62. In view of the above, it must said that defendant No.3 cannot state that the judgment rendered by the Division Bench is erroneous. Such a statement is clearly contemptuous. The judgment of the Division Bench was clearly passed in an appeal filed by the plaintiff against the order passed by this Court rejecting the plaint converting the application under Order VII Rule 11 CPC as an application under Order XII Rule 6 CPC on the ground that it is the averments as made in the plaint, which need to be looked into and nothing else. There is no denial to the fact that the suit is for partition and it is the case of the plaintiff that the properties are of HUF of which she is the member. The order dated January 16, 2020 cannot be faulted.

63. The plea of Mr.

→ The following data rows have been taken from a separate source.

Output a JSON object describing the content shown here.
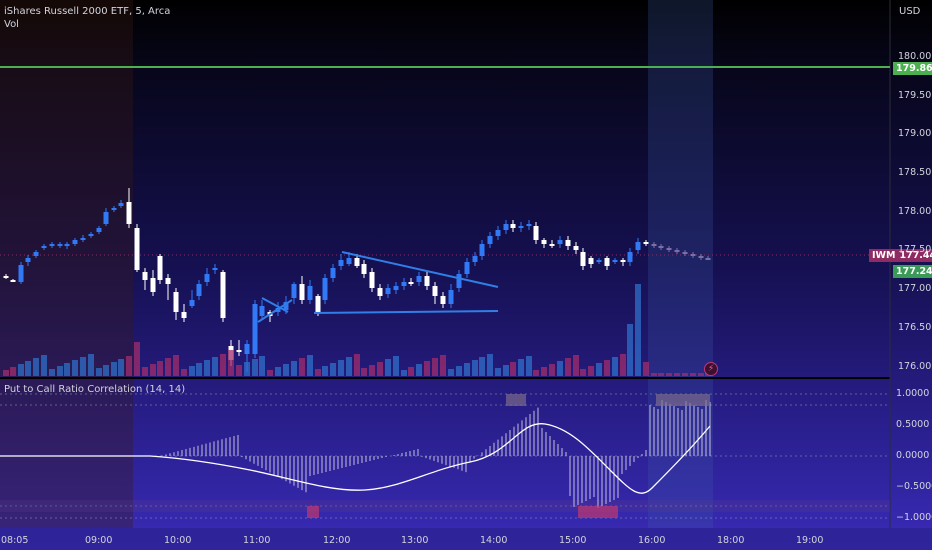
{
  "header": {
    "symbol_title": "iShares Russell 2000 ETF, 5, Arca",
    "volume_label": "Vol",
    "currency": "USD"
  },
  "price_axis": {
    "ticks": [
      "180.00",
      "179.50",
      "179.00",
      "178.50",
      "178.00",
      "177.50",
      "177.00",
      "176.50",
      "176.00"
    ],
    "alert_line_value": "179.86",
    "last_price_label": "IWM",
    "last_price_value": "177.44",
    "secondary_price_value": "177.24"
  },
  "indicator": {
    "title": "Put to Call Ratio Correlation (14, 14)",
    "ticks": [
      "1.0000",
      "0.5000",
      "0.0000",
      "−0.5000",
      "−1.0000"
    ]
  },
  "time_axis": {
    "ticks": [
      "08:05",
      "09:00",
      "10:00",
      "11:00",
      "12:00",
      "13:00",
      "14:00",
      "15:00",
      "16:00",
      "18:00",
      "19:00"
    ]
  },
  "colors": {
    "up": "#3179f5",
    "down": "#ffffff",
    "vol_up": "#2f6fc8",
    "vol_down": "#a12d6b",
    "alert": "#4caf50",
    "last_price_badge": "#8e2b62",
    "secondary_badge": "#3a9b56",
    "trendline": "#2f7fe6"
  },
  "icons": {
    "flash": "lightning-icon"
  }
}
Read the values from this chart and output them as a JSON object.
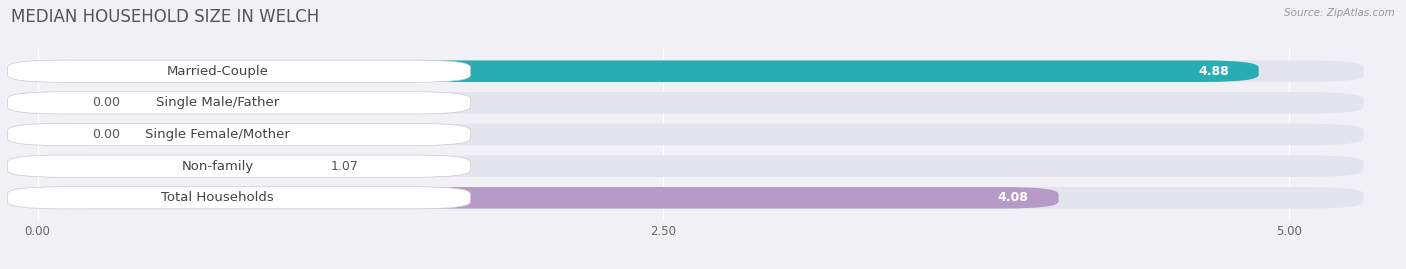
{
  "title": "MEDIAN HOUSEHOLD SIZE IN WELCH",
  "source": "Source: ZipAtlas.com",
  "categories": [
    "Married-Couple",
    "Single Male/Father",
    "Single Female/Mother",
    "Non-family",
    "Total Households"
  ],
  "values": [
    4.88,
    0.0,
    0.0,
    1.07,
    4.08
  ],
  "bar_colors": [
    "#29adb5",
    "#a8bce8",
    "#f2a0b2",
    "#f5c98a",
    "#b89ac8"
  ],
  "background_color": "#f0f0f5",
  "bar_bg_color": "#e4e4ee",
  "xlim_data": [
    0,
    5.0
  ],
  "x_max_display": 5.3,
  "xticks": [
    0.0,
    2.5,
    5.0
  ],
  "xtick_labels": [
    "0.00",
    "2.50",
    "5.00"
  ],
  "title_fontsize": 12,
  "label_fontsize": 9.5,
  "value_fontsize": 9
}
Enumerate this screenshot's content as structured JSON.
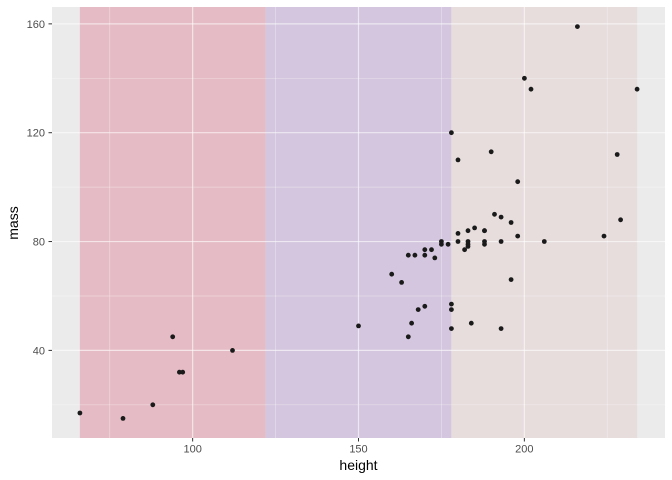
{
  "chart_data": {
    "type": "scatter",
    "title": "",
    "xlabel": "height",
    "ylabel": "mass",
    "xlim": [
      57.6,
      242.4
    ],
    "ylim": [
      7.8,
      166.2
    ],
    "x_major_ticks": [
      100,
      150,
      200
    ],
    "x_minor_ticks": [
      75,
      125,
      175,
      225
    ],
    "y_major_ticks": [
      40,
      80,
      120,
      160
    ],
    "y_minor_ticks": [
      20,
      60,
      100,
      140
    ],
    "grid": "on",
    "legend": "none",
    "panel_bg_color": "#ebebeb",
    "gridline_color_major": "rgba(255,255,255,0.60)",
    "gridline_color_minor": "rgba(255,255,255,0.40)",
    "tick_mark_color": "#333333",
    "tick_label_color": "#4d4d4d",
    "point_color": "#1a1a1a",
    "bands": [
      {
        "name": "height-band-low",
        "x_from": 66,
        "x_to": 122,
        "color": "#e5bcc5"
      },
      {
        "name": "height-band-mid",
        "x_from": 122,
        "x_to": 178,
        "color": "#d3c6de"
      },
      {
        "name": "height-band-high",
        "x_from": 178,
        "x_to": 234,
        "color": "#e7dddd"
      }
    ],
    "points": [
      [
        172,
        77
      ],
      [
        167,
        75
      ],
      [
        96,
        32
      ],
      [
        202,
        136
      ],
      [
        150,
        49
      ],
      [
        178,
        120
      ],
      [
        165,
        75
      ],
      [
        97,
        32
      ],
      [
        183,
        84
      ],
      [
        182,
        77
      ],
      [
        188,
        84
      ],
      [
        228,
        112
      ],
      [
        180,
        80
      ],
      [
        173,
        74
      ],
      [
        170,
        77
      ],
      [
        180,
        110
      ],
      [
        66,
        17
      ],
      [
        170,
        75
      ],
      [
        183,
        78.2
      ],
      [
        200,
        140
      ],
      [
        190,
        113
      ],
      [
        177,
        79
      ],
      [
        175,
        79
      ],
      [
        180,
        83
      ],
      [
        88,
        20
      ],
      [
        160,
        68
      ],
      [
        193,
        89
      ],
      [
        191,
        90
      ],
      [
        196,
        66
      ],
      [
        224,
        82
      ],
      [
        112,
        40
      ],
      [
        175,
        80
      ],
      [
        178,
        55
      ],
      [
        94,
        45
      ],
      [
        163,
        65
      ],
      [
        188,
        84
      ],
      [
        198,
        82
      ],
      [
        196,
        87
      ],
      [
        184,
        50
      ],
      [
        188,
        80
      ],
      [
        185,
        85
      ],
      [
        183,
        80
      ],
      [
        170,
        56.2
      ],
      [
        166,
        50
      ],
      [
        193,
        80
      ],
      [
        183,
        79
      ],
      [
        168,
        55
      ],
      [
        198,
        102
      ],
      [
        229,
        88
      ],
      [
        79,
        15
      ],
      [
        193,
        48
      ],
      [
        178,
        57
      ],
      [
        216,
        159
      ],
      [
        234,
        136
      ],
      [
        188,
        79
      ],
      [
        178,
        48
      ],
      [
        206,
        80
      ],
      [
        165,
        45
      ]
    ]
  }
}
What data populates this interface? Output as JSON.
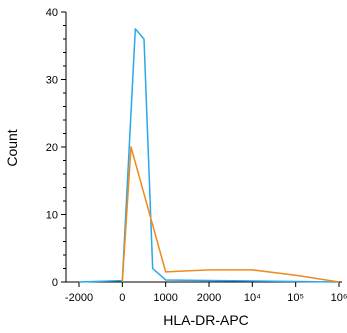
{
  "chart_data": {
    "type": "line",
    "xlabel": "HLA-DR-APC",
    "ylabel": "Count",
    "ylim": [
      0,
      40
    ],
    "y_ticks": [
      "0",
      "10",
      "20",
      "30",
      "40"
    ],
    "x_ticks": [
      "-2000",
      "0",
      "1000",
      "2000",
      "10⁴",
      "10⁵",
      "10⁶"
    ],
    "grid": false,
    "series": [
      {
        "color": "#2aa7e8",
        "points": [
          {
            "x": "-2000",
            "y": 0
          },
          {
            "x": "0",
            "y": 0.2
          },
          {
            "x": "300",
            "y": 37.5
          },
          {
            "x": "500",
            "y": 36
          },
          {
            "x": "700",
            "y": 2
          },
          {
            "x": "1000",
            "y": 0.3
          },
          {
            "x": "10⁶",
            "y": 0
          }
        ]
      },
      {
        "color": "#f08a1c",
        "points": [
          {
            "x": "0",
            "y": 0
          },
          {
            "x": "200",
            "y": 20
          },
          {
            "x": "1000",
            "y": 1.5
          },
          {
            "x": "2000",
            "y": 1.8
          },
          {
            "x": "10⁴",
            "y": 1.8
          },
          {
            "x": "10⁵",
            "y": 1.0
          },
          {
            "x": "10⁶",
            "y": 0
          }
        ]
      }
    ]
  }
}
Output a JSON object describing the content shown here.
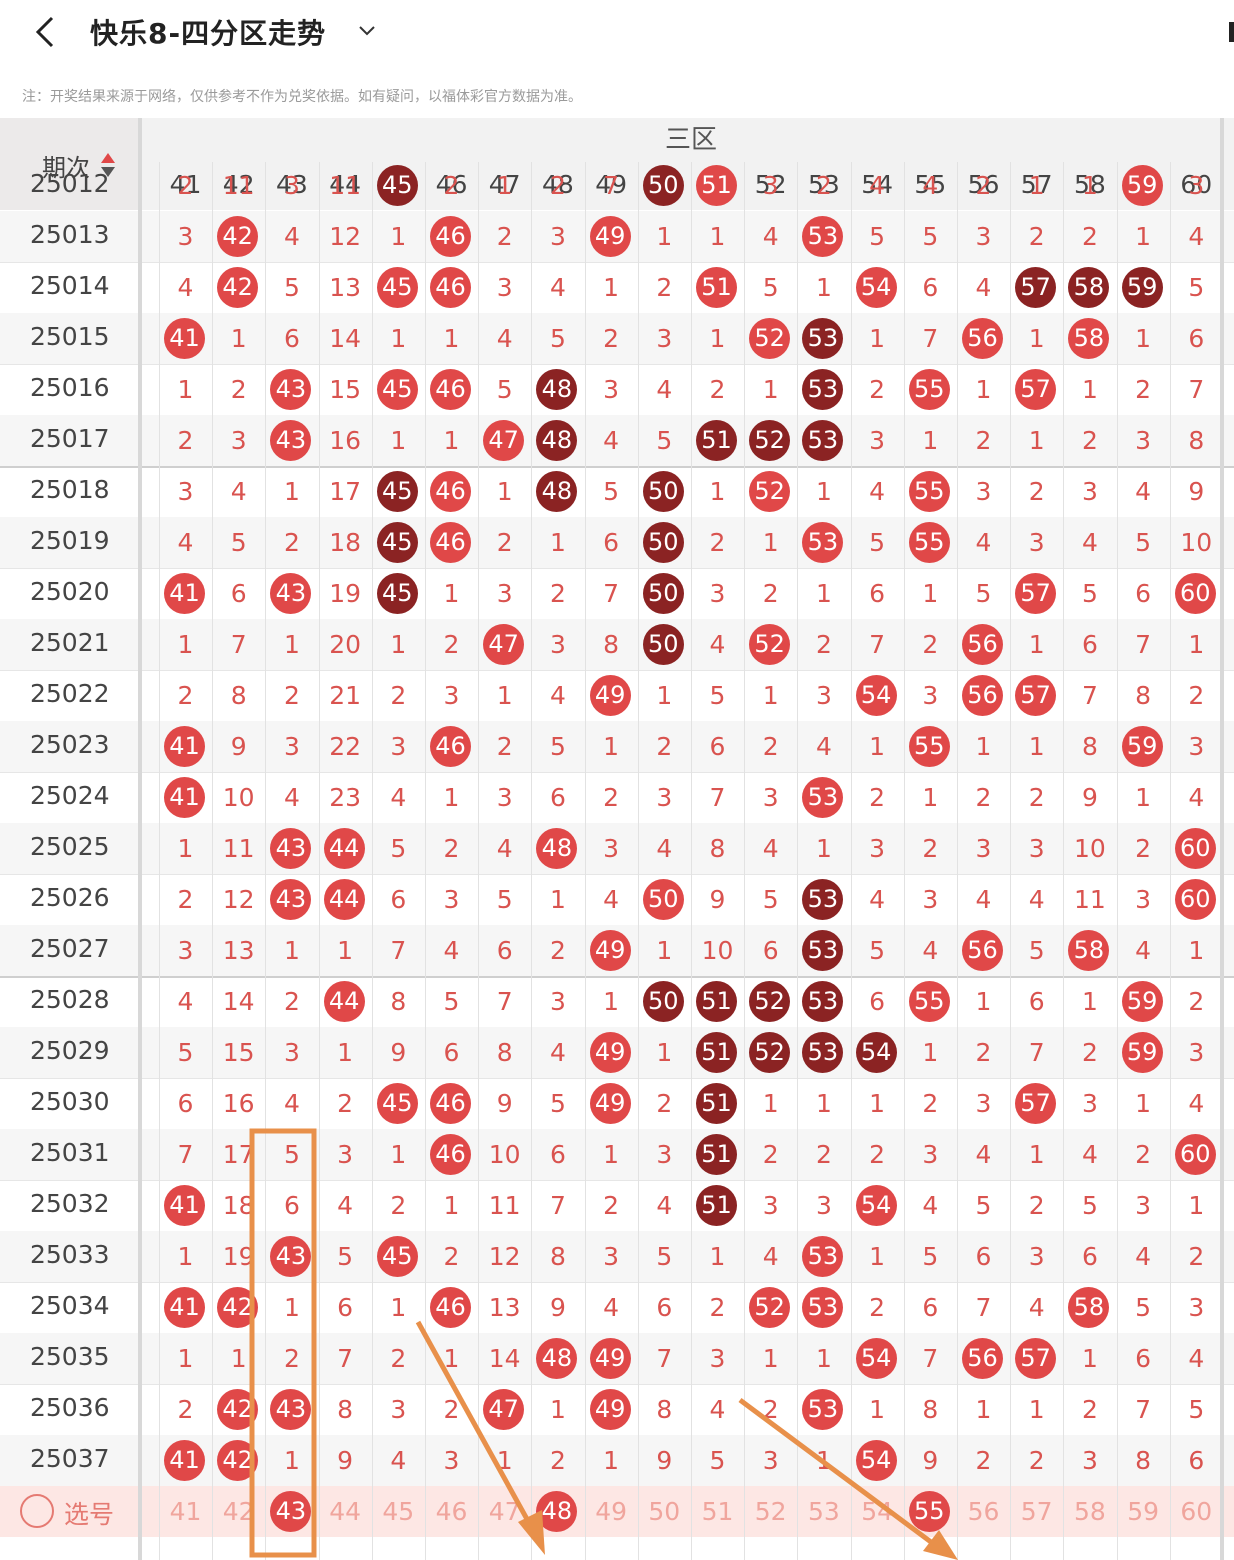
{
  "header": {
    "title": "快乐8-四分区走势"
  },
  "note": "注：开奖结果来源于网络，仅供参考不作为兑奖依据。如有疑问，以福体彩官方数据为准。",
  "table": {
    "period_header": "期次",
    "zone_label": "三区",
    "columns": [
      "41",
      "42",
      "43",
      "44",
      "45",
      "46",
      "47",
      "48",
      "49",
      "50",
      "51",
      "52",
      "53",
      "54",
      "55",
      "56",
      "57",
      "58",
      "59",
      "60"
    ],
    "rows": [
      {
        "period": "25012",
        "cells": [
          "2",
          "11",
          "3",
          "11",
          "45",
          "2",
          "1",
          "2",
          "7",
          "50",
          "51",
          "3",
          "2",
          "4",
          "4",
          "2",
          "1",
          "1",
          "59",
          "3"
        ]
      },
      {
        "period": "25013",
        "cells": [
          "3",
          "42",
          "4",
          "12",
          "1",
          "46",
          "2",
          "3",
          "49",
          "1",
          "1",
          "4",
          "53",
          "5",
          "5",
          "3",
          "2",
          "2",
          "1",
          "4"
        ]
      },
      {
        "period": "25014",
        "cells": [
          "4",
          "42",
          "5",
          "13",
          "45",
          "46",
          "3",
          "4",
          "1",
          "2",
          "51",
          "5",
          "1",
          "54",
          "6",
          "4",
          "57",
          "58",
          "59",
          "5"
        ]
      },
      {
        "period": "25015",
        "cells": [
          "41",
          "1",
          "6",
          "14",
          "1",
          "1",
          "4",
          "5",
          "2",
          "3",
          "1",
          "52",
          "53",
          "1",
          "7",
          "56",
          "1",
          "58",
          "1",
          "6"
        ]
      },
      {
        "period": "25016",
        "cells": [
          "1",
          "2",
          "43",
          "15",
          "45",
          "46",
          "5",
          "48",
          "3",
          "4",
          "2",
          "1",
          "53",
          "2",
          "55",
          "1",
          "57",
          "1",
          "2",
          "7"
        ]
      },
      {
        "period": "25017",
        "cells": [
          "2",
          "3",
          "43",
          "16",
          "1",
          "1",
          "47",
          "48",
          "4",
          "5",
          "51",
          "52",
          "53",
          "3",
          "1",
          "2",
          "1",
          "2",
          "3",
          "8"
        ]
      },
      {
        "period": "25018",
        "cells": [
          "3",
          "4",
          "1",
          "17",
          "45",
          "46",
          "1",
          "48",
          "5",
          "50",
          "1",
          "52",
          "1",
          "4",
          "55",
          "3",
          "2",
          "3",
          "4",
          "9"
        ]
      },
      {
        "period": "25019",
        "cells": [
          "4",
          "5",
          "2",
          "18",
          "45",
          "46",
          "2",
          "1",
          "6",
          "50",
          "2",
          "1",
          "53",
          "5",
          "55",
          "4",
          "3",
          "4",
          "5",
          "10"
        ]
      },
      {
        "period": "25020",
        "cells": [
          "41",
          "6",
          "43",
          "19",
          "45",
          "1",
          "3",
          "2",
          "7",
          "50",
          "3",
          "2",
          "1",
          "6",
          "1",
          "5",
          "57",
          "5",
          "6",
          "60"
        ]
      },
      {
        "period": "25021",
        "cells": [
          "1",
          "7",
          "1",
          "20",
          "1",
          "2",
          "47",
          "3",
          "8",
          "50",
          "4",
          "52",
          "2",
          "7",
          "2",
          "56",
          "1",
          "6",
          "7",
          "1"
        ]
      },
      {
        "period": "25022",
        "cells": [
          "2",
          "8",
          "2",
          "21",
          "2",
          "3",
          "1",
          "4",
          "49",
          "1",
          "5",
          "1",
          "3",
          "54",
          "3",
          "56",
          "57",
          "7",
          "8",
          "2"
        ]
      },
      {
        "period": "25023",
        "cells": [
          "41",
          "9",
          "3",
          "22",
          "3",
          "46",
          "2",
          "5",
          "1",
          "2",
          "6",
          "2",
          "4",
          "1",
          "55",
          "1",
          "1",
          "8",
          "59",
          "3"
        ]
      },
      {
        "period": "25024",
        "cells": [
          "41",
          "10",
          "4",
          "23",
          "4",
          "1",
          "3",
          "6",
          "2",
          "3",
          "7",
          "3",
          "53",
          "2",
          "1",
          "2",
          "2",
          "9",
          "1",
          "4"
        ]
      },
      {
        "period": "25025",
        "cells": [
          "1",
          "11",
          "43",
          "44",
          "5",
          "2",
          "4",
          "48",
          "3",
          "4",
          "8",
          "4",
          "1",
          "3",
          "2",
          "3",
          "3",
          "10",
          "2",
          "60"
        ]
      },
      {
        "period": "25026",
        "cells": [
          "2",
          "12",
          "43",
          "44",
          "6",
          "3",
          "5",
          "1",
          "4",
          "50",
          "9",
          "5",
          "53",
          "4",
          "3",
          "4",
          "4",
          "11",
          "3",
          "60"
        ]
      },
      {
        "period": "25027",
        "cells": [
          "3",
          "13",
          "1",
          "1",
          "7",
          "4",
          "6",
          "2",
          "49",
          "1",
          "10",
          "6",
          "53",
          "5",
          "4",
          "56",
          "5",
          "58",
          "4",
          "1"
        ]
      },
      {
        "period": "25028",
        "cells": [
          "4",
          "14",
          "2",
          "44",
          "8",
          "5",
          "7",
          "3",
          "1",
          "50",
          "51",
          "52",
          "53",
          "6",
          "55",
          "1",
          "6",
          "1",
          "59",
          "2"
        ]
      },
      {
        "period": "25029",
        "cells": [
          "5",
          "15",
          "3",
          "1",
          "9",
          "6",
          "8",
          "4",
          "49",
          "1",
          "51",
          "52",
          "53",
          "54",
          "1",
          "2",
          "7",
          "2",
          "59",
          "3"
        ]
      },
      {
        "period": "25030",
        "cells": [
          "6",
          "16",
          "4",
          "2",
          "45",
          "46",
          "9",
          "5",
          "49",
          "2",
          "51",
          "1",
          "1",
          "1",
          "2",
          "3",
          "57",
          "3",
          "1",
          "4"
        ]
      },
      {
        "period": "25031",
        "cells": [
          "7",
          "17",
          "5",
          "3",
          "1",
          "46",
          "10",
          "6",
          "1",
          "3",
          "51",
          "2",
          "2",
          "2",
          "3",
          "4",
          "1",
          "4",
          "2",
          "60"
        ]
      },
      {
        "period": "25032",
        "cells": [
          "41",
          "18",
          "6",
          "4",
          "2",
          "1",
          "11",
          "7",
          "2",
          "4",
          "51",
          "3",
          "3",
          "54",
          "4",
          "5",
          "2",
          "5",
          "3",
          "1"
        ]
      },
      {
        "period": "25033",
        "cells": [
          "1",
          "19",
          "43",
          "5",
          "45",
          "2",
          "12",
          "8",
          "3",
          "5",
          "1",
          "4",
          "53",
          "1",
          "5",
          "6",
          "3",
          "6",
          "4",
          "2"
        ]
      },
      {
        "period": "25034",
        "cells": [
          "41",
          "42",
          "1",
          "6",
          "1",
          "46",
          "13",
          "9",
          "4",
          "6",
          "2",
          "52",
          "53",
          "2",
          "6",
          "7",
          "4",
          "58",
          "5",
          "3"
        ]
      },
      {
        "period": "25035",
        "cells": [
          "1",
          "1",
          "2",
          "7",
          "2",
          "1",
          "14",
          "48",
          "49",
          "7",
          "3",
          "1",
          "1",
          "54",
          "7",
          "56",
          "57",
          "1",
          "6",
          "4"
        ]
      },
      {
        "period": "25036",
        "cells": [
          "2",
          "42",
          "43",
          "8",
          "3",
          "2",
          "47",
          "1",
          "49",
          "8",
          "4",
          "2",
          "53",
          "1",
          "8",
          "1",
          "1",
          "2",
          "7",
          "5"
        ]
      },
      {
        "period": "25037",
        "cells": [
          "41",
          "42",
          "1",
          "9",
          "4",
          "3",
          "1",
          "2",
          "1",
          "9",
          "5",
          "3",
          "1",
          "54",
          "9",
          "2",
          "2",
          "3",
          "8",
          "6"
        ]
      }
    ],
    "select_row": {
      "label": "选号",
      "cells": [
        "41",
        "42",
        "43",
        "44",
        "45",
        "46",
        "47",
        "48",
        "49",
        "50",
        "51",
        "52",
        "53",
        "54",
        "55",
        "56",
        "57",
        "58",
        "59",
        "60"
      ]
    }
  },
  "colors": {
    "hit_red": "#e04848",
    "hit_dark": "#8b2323",
    "miss_text": "#d9534f",
    "annotation": "#e8904a"
  }
}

Dutt is that neither the plaintiff nor the defendant No. 2, who claimed that the two properties are HUF properties, have not made any effort to seek restitution of the amount appropriated by the defendant No.1 through sale, which clearly establishes the collusion between the plaintiff and the defendant No.1 and suppression of material facts by plaintiff while seeking status quo order is concerned, the same is without merit. The amended suit incorporates a prayer for rendition of accounts which prayer may also relate to the amount received by the defendant NO.1 from the properties put on sale.

64. For the reasons stated above, the present application is devoid of merit and as such is dismissed. It is made clear that the conclusion drawn is a prima-facie view and shall have no bearing on the final adjudication of the suit. To be listed before the Roster Bench on April 11, 2023, subject to the orders of Hon’ble the Chief Justice.